This is the night and weekend series that has the potential to change everything and put the Yankees back together. In a six-month regular season, you can say that about any night and any series. Nobody knows what it will take to turn a mediocre baseball team into a championship contender, or even if it will happen at all.
But a 4-0 shutout of baseball’s best offense, and possibly the best team, on Friday night is a great place to start. Remember, the Astros have denied the Yankees a World Series appearance twice in the last four years. They were excellent cheaters, and they are excellent cheaters now that their trash cans and surveillance equipment have been loaded into storage.

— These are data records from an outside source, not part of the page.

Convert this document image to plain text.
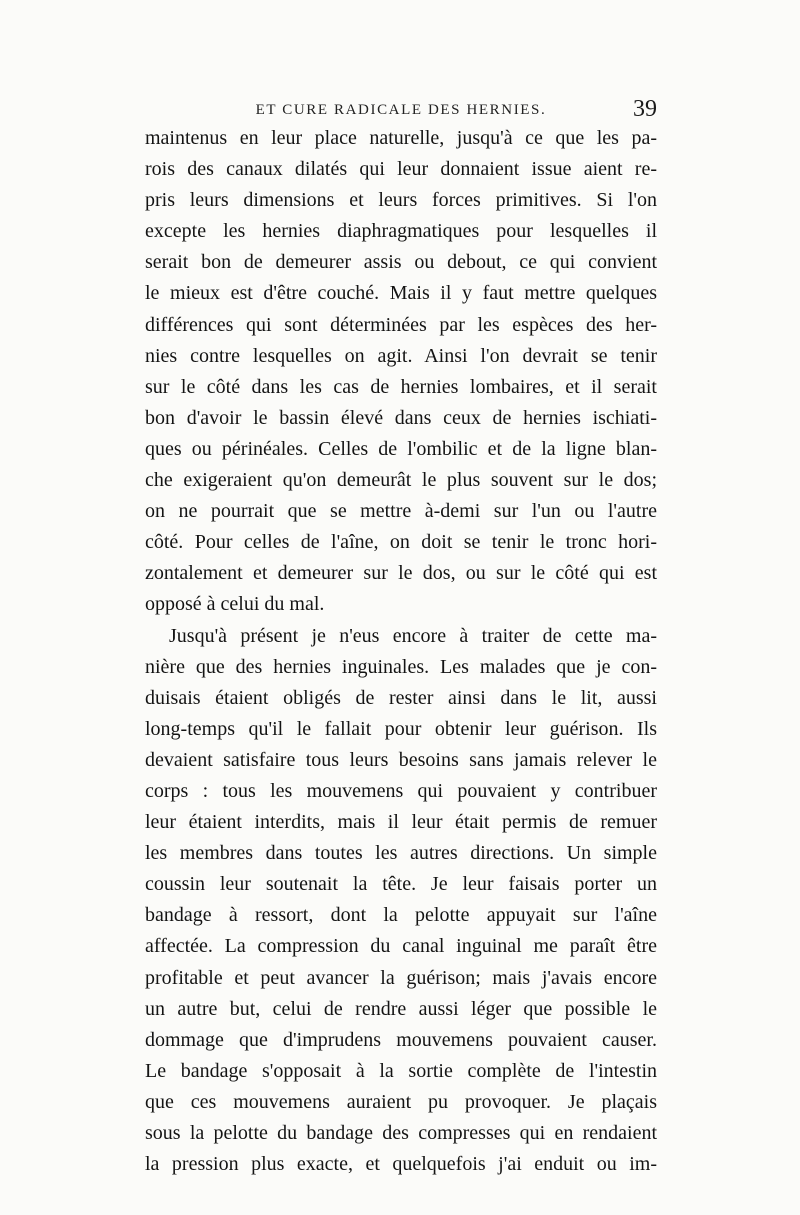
ET CURE RADICALE DES HERNIES.	39
maintenus en leur place naturelle, jusqu'à ce que les pa-
rois des canaux dilatés qui leur donnaient issue aient re-
pris leurs dimensions et leurs forces primitives. Si l'on
excepte les hernies diaphragmatiques pour lesquelles il
serait bon de demeurer assis ou debout, ce qui convient
le mieux est d'être couché. Mais il y faut mettre quelques
différences qui sont déterminées par les espèces des her-
nies contre lesquelles on agit. Ainsi l'on devrait se tenir
sur le côté dans les cas de hernies lombaires, et il serait
bon d'avoir le bassin élevé dans ceux de hernies ischiati-
ques ou périnéales. Celles de l'ombilic et de la ligne blan-
che exigeraient qu'on demeurât le plus souvent sur le dos;
on ne pourrait que se mettre à-demi sur l'un ou l'autre
côté. Pour celles de l'aîne, on doit se tenir le tronc hori-
zontalement et demeurer sur le dos, ou sur le côté qui est
opposé à celui du mal.
Jusqu'à présent je n'eus encore à traiter de cette ma-
nière que des hernies inguinales. Les malades que je con-
duisais étaient obligés de rester ainsi dans le lit, aussi
long-temps qu'il le fallait pour obtenir leur guérison. Ils
devaient satisfaire tous leurs besoins sans jamais relever le
corps : tous les mouvemens qui pouvaient y contribuer
leur étaient interdits, mais il leur était permis de remuer
les membres dans toutes les autres directions. Un simple
coussin leur soutenait la tête. Je leur faisais porter un
bandage à ressort, dont la pelotte appuyait sur l'aîne
affectée. La compression du canal inguinal me paraît être
profitable et peut avancer la guérison; mais j'avais encore
un autre but, celui de rendre aussi léger que possible le
dommage que d'imprudens mouvemens pouvaient causer.
Le bandage s'opposait à la sortie complète de l'intestin
que ces mouvemens auraient pu provoquer. Je plaçais
sous la pelotte du bandage des compresses qui en rendaient
la pression plus exacte, et quelquefois j'ai enduit ou im-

On their first trip to Houston since Jose Altuve walked them off with his Game 6 home run off Aroldis Chapman in the 2019 ALCS, the Yankees silenced the Astros’ bats and their fans. At the plate, there were three hits, no runs, and no dogpiles. Before the bullpen got it to the house, Nestor Cortes, who has surrendered three earned runs in 25 2/3 innings this year and has a lower ERA than Jacob deGrom (1.05 to 1.08 if you’re scoring at home), was the living, breathing definition of crafty and deceptive.
Brett Gardner said of Cortes, “No moment is too big for him.”
Gardner had a two-run double in the fourth, and DJ LeMahieu had a two-run double in the seventh after a 10-pitch battle with Bryan Abreu. The Yankees won a small series in Seattle after losing two of three to the Mets, but this was no small victory.
The Astros finished 20 games above.500, leading the majors in runs, hits, RBI, total bases, batting average, on-base percentage, on-base percentage, and runs per game. The Yankees, on the other hand, were not among the top 20 teams in MLB in terms of hits, runs, total bases, RBI, and runs per game, and were dead last in doubles and triples.
That’s why they need to make a few dents in the Houston machine this weekend. It’s pretty obvious what the Yankees need to do to become legitimate playoff contenders: they need to start swinging the bats like the Astros do.
Start making the kind of contact that they did on Friday night, when they had 12 hits.
The Yankees acknowledged before the game that this wasn’t just another July road trip leading up to the All-Star break. Manager Aaron Boone hoped aloud that a successful series “would galvanize us heading into the second half.” After the opening victory, Gardner said it is “imperative to win the series.”
Beating the Astros in their own stadium would be significant. It would make the Yankees feel better about themselves going into the break and returning from it. Now, more than ever, they require a boost of confidence. The Red Sox are the opponents in eight of their first ten post-All-Star games, followed by three games in Tampa Bay. Good luck with that, as they say in the big leagues.
The $324 million man in the middle, Saturday night starter Gerrit Cole, will face former Astros teammate Zack Greinke in this series. Cole’s return comes at a critical juncture in his life. Cole needs to rediscover or reinvent himself, and he needs to do so quickly. He admitted that defeating the Astros would not be about avenging his former team.
“Obviously we have a good team that we’re playing against, somebody that the American League measures themselves against as the top of the league,” Cole said. “And ultimately, a team that if they continue to play well, we’ll have to overcome them in the postseason.”
We’ll have to beat them in the playoffs. Sounds like a man predicting that the Yankees will be in the playoffs, despite the fact that they were nine games out of first place in the division and four and a half games out of first place in the wild card.